The first thing to do is configure what you can in the configuration file, in my case it was setting up the wsHttpBinding.
    <binding name="MyCustomServiceBinding">
        <security mode="Message">
            <message clientCredentialType="Certificate" negotiateServiceCredential="false" establishSecurityContext="false" />
This configures the service to use a certificate client credential type but if we were to run the service now we would get an Exception saying that no Service certificate has been specified. This is where we need to write some code and have Windsor inject it into the service host factory. To do this we need to create an end point behaviour using the IEndpointBehavior interface defined in the System.ServiceModel assembly. The method we are interested in is the AddBindingParameters method which allows us to add custom data which is added to the binding at runtime. One point to note that you should not manipulate the endpoint directly, if you do the execution behaviour is undefined.

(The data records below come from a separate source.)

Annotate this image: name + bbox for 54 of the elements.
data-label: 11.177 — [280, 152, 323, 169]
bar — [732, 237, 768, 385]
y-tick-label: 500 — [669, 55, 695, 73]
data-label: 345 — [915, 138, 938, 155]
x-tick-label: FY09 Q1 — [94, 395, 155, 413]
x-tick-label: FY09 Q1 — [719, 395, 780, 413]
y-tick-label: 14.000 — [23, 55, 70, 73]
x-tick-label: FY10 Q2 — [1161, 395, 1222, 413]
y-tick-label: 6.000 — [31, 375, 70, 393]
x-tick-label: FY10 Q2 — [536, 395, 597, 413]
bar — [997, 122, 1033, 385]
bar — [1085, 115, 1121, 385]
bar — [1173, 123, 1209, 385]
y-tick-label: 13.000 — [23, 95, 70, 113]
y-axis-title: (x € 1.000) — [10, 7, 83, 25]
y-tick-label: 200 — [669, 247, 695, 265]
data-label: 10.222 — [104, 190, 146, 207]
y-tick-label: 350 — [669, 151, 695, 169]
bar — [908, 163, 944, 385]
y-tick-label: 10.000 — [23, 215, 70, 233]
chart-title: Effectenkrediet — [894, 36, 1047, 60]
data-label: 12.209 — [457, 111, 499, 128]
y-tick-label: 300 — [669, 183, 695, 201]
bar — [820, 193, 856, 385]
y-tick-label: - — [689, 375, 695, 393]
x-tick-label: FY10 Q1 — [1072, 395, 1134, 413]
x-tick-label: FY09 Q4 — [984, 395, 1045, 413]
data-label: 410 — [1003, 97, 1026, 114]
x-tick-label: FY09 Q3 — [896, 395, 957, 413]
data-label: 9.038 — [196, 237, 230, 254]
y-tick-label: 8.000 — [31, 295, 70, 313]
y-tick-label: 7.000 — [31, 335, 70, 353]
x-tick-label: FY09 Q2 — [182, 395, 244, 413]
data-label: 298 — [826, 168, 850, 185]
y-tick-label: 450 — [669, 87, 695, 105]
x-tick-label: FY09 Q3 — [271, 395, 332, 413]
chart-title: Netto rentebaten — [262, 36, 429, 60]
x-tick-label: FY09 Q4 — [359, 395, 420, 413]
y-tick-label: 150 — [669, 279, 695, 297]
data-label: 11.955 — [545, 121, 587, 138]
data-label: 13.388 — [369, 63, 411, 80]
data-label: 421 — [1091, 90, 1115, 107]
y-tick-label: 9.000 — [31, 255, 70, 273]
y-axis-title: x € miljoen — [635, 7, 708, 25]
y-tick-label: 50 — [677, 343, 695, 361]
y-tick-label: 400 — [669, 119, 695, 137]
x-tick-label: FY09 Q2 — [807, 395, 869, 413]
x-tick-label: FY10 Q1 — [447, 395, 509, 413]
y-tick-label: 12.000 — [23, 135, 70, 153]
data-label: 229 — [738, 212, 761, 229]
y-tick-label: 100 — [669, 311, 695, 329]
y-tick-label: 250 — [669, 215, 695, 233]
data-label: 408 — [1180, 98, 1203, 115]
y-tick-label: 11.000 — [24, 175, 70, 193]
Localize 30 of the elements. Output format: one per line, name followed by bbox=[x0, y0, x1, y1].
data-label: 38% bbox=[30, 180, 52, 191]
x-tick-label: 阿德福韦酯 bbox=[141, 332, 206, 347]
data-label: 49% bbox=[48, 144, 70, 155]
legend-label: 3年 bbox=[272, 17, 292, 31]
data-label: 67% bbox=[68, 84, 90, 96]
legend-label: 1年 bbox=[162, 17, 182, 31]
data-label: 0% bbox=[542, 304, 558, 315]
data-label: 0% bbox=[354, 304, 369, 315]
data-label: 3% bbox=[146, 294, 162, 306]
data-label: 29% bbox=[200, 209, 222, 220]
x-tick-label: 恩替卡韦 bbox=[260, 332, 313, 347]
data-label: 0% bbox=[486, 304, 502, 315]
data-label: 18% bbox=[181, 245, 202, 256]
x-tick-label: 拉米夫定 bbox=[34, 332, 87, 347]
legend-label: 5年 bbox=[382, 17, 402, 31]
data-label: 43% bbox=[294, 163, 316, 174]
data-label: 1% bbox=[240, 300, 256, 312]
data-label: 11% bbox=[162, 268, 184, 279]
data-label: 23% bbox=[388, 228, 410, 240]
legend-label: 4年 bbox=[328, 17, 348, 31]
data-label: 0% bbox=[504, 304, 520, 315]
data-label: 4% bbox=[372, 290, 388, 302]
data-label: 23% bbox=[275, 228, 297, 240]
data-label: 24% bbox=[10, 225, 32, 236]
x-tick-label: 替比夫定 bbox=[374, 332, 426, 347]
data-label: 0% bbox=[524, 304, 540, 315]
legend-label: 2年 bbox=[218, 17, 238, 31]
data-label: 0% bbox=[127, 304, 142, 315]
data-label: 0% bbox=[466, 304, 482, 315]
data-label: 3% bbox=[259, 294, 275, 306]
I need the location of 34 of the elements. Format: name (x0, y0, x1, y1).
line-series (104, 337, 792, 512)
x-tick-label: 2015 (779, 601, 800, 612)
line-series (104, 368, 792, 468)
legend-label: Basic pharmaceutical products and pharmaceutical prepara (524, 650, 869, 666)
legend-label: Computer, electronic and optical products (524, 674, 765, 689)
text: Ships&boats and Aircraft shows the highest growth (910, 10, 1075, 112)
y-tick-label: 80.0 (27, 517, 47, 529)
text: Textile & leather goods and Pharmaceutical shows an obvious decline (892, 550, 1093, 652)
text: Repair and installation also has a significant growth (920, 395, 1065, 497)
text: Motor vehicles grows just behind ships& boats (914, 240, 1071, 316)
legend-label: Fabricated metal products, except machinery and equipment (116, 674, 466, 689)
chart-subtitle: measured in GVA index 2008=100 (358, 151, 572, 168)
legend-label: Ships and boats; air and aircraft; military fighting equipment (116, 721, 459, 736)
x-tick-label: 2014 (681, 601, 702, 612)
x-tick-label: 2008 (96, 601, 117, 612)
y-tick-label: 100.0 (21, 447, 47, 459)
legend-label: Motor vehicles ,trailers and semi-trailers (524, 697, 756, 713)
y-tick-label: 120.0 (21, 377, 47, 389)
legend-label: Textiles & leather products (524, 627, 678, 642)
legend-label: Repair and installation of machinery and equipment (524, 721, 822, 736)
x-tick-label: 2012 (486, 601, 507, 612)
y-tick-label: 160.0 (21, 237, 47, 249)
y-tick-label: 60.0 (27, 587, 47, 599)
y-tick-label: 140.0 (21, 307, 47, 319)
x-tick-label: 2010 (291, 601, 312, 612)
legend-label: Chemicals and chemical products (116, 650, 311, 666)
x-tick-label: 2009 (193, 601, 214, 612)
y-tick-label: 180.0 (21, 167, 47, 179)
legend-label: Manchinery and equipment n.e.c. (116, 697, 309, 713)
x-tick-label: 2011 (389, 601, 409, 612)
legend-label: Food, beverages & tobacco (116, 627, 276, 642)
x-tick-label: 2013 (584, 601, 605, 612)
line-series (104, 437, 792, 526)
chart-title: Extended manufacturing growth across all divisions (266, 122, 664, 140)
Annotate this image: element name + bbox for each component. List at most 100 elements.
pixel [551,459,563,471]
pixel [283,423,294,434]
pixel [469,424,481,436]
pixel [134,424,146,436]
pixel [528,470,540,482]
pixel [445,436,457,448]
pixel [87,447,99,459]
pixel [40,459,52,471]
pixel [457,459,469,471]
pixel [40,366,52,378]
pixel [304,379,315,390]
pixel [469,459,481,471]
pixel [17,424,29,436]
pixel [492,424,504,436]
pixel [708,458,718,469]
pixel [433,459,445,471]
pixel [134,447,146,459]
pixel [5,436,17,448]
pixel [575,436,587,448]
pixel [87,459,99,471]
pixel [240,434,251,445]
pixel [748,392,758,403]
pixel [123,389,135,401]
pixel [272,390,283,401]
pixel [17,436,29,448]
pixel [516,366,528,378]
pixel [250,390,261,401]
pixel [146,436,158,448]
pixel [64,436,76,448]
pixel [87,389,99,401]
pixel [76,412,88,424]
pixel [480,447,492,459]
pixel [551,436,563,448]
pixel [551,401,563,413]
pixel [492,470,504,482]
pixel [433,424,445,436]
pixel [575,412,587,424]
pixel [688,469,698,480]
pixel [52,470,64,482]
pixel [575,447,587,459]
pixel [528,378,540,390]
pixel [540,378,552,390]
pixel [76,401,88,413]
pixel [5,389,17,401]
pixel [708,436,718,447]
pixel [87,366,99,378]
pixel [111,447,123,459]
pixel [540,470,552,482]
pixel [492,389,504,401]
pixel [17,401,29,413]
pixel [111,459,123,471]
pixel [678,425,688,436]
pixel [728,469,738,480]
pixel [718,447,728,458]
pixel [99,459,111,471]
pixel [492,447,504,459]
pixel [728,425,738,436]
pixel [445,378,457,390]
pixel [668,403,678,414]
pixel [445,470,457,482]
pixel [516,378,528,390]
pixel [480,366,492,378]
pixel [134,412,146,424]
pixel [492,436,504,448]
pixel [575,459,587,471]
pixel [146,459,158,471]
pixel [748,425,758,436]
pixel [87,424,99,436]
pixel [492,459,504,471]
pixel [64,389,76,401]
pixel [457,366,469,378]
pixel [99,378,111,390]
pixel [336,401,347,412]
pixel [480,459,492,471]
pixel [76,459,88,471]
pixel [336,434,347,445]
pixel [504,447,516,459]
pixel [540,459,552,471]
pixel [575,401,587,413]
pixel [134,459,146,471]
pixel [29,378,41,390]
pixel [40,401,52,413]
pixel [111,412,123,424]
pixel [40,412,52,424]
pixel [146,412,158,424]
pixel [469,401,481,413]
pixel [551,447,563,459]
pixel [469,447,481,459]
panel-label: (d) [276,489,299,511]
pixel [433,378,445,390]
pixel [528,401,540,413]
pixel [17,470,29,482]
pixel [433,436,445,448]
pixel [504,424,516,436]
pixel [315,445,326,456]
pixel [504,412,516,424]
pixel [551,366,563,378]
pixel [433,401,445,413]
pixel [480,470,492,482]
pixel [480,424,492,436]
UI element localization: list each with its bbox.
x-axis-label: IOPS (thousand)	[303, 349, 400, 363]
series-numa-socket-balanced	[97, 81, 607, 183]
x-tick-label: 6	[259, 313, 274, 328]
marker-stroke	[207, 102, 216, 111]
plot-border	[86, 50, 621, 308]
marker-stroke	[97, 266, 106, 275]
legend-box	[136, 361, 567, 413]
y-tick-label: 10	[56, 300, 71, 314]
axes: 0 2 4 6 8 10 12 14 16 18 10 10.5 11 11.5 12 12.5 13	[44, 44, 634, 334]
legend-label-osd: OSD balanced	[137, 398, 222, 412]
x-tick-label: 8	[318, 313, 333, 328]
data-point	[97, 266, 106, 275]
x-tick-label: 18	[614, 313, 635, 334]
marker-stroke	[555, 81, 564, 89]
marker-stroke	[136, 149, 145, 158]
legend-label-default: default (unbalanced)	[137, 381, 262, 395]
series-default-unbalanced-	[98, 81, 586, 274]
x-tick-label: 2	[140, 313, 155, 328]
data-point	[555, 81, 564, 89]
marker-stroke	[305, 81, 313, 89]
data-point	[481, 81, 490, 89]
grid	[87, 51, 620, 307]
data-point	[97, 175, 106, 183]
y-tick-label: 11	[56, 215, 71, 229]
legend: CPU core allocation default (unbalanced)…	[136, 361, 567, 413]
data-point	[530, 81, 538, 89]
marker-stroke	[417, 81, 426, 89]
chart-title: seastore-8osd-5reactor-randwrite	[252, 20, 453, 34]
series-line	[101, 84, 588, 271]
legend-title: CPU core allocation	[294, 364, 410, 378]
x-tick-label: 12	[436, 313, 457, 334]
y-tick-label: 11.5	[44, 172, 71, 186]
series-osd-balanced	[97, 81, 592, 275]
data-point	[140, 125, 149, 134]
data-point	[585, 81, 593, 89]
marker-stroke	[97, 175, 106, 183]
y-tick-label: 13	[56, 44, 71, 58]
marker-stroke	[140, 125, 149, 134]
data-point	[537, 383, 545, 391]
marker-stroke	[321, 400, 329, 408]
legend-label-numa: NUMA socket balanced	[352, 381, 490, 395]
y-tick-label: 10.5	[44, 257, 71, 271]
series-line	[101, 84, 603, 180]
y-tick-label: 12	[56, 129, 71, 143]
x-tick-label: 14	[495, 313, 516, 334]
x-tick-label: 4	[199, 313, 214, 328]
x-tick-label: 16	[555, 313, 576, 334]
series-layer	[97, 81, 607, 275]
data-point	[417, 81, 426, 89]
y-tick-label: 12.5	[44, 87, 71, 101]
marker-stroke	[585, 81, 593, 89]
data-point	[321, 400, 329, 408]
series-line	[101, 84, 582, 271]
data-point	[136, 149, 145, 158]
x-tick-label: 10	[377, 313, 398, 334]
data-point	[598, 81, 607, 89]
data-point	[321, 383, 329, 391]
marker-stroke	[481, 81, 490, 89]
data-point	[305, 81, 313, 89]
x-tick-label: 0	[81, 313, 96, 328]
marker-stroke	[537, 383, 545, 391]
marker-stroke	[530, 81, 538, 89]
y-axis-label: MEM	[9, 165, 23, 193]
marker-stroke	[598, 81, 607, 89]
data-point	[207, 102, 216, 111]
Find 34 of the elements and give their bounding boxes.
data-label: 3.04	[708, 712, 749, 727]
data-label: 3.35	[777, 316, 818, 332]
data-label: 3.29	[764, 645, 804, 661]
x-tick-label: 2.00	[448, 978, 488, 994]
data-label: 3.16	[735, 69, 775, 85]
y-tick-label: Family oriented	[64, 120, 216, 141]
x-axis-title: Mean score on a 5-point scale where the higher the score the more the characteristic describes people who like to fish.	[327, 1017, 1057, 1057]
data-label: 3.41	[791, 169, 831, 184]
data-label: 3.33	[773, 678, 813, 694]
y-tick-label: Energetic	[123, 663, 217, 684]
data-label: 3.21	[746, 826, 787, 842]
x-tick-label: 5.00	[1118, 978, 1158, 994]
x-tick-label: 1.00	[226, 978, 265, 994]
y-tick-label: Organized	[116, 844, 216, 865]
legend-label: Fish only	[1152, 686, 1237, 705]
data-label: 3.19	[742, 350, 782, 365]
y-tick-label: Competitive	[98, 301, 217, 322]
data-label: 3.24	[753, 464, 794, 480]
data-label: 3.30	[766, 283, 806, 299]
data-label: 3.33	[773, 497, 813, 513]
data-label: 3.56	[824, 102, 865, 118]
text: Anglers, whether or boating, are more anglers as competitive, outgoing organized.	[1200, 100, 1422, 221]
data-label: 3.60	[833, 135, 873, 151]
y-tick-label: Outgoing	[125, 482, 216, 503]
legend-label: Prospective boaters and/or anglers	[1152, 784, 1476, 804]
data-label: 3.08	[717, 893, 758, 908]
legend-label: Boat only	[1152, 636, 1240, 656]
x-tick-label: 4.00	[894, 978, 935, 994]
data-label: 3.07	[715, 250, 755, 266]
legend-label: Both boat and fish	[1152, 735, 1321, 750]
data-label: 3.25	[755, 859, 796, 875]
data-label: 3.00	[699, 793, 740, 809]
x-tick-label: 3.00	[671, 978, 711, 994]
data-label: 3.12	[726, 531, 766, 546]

public class MyCustomEndPointBehavior : IEndpointBehavior
    public void Validate(ServiceEndpoint endpoint) {}
    public void AddBindingParameters(ServiceEndpoint endpoint, BindingParameterCollection bindingParameters)
        var serviceCredentials = bindingParameters.Remove<ServiceCredentials>();
        serviceCredentials = serviceCredentials == null ? new ServiceCredentials() : serviceCredentials.Clone();
        serviceCredentials.ServiceCertificate.Certificate = new X509Certificate2(@"C:\FilePath\Cert.pfx","CertPassword",X509KeyStorageFlags.MachineKeySet);
    public void ApplyDispatchBehavior(ServiceEndpoint endpoint, EndpointDispatcher endpointDispatcher) {}
    public void ApplyClientBehavior(ServiceEndpoint endpoint, ClientRuntime clientRuntime) {}
What we do is look to see if there is a ServiceCredentials object in the binding parameter collection creating one if there is not and add our certificate as the ServiceCertificate. It is worth noting that this code will be run for all end points so if you have more than one you will need to use something to identify the end points you are interested such as the end points contract type.

Finally we need to wire the end point behaviour into Windsor, this is as simple as registering the type.
var myCustomEndpointBehavior = new MyCustomEndPointBehavior();
You are not limited to using the IEndpointBehavior, WCF also provides the IServiceBehavior interface which interacts at the service level (what’s in a name?). This works on the same principle but gives you access to the service host base class object but the same principles apply and again modifying the host directly will have an undefined execution behaviour.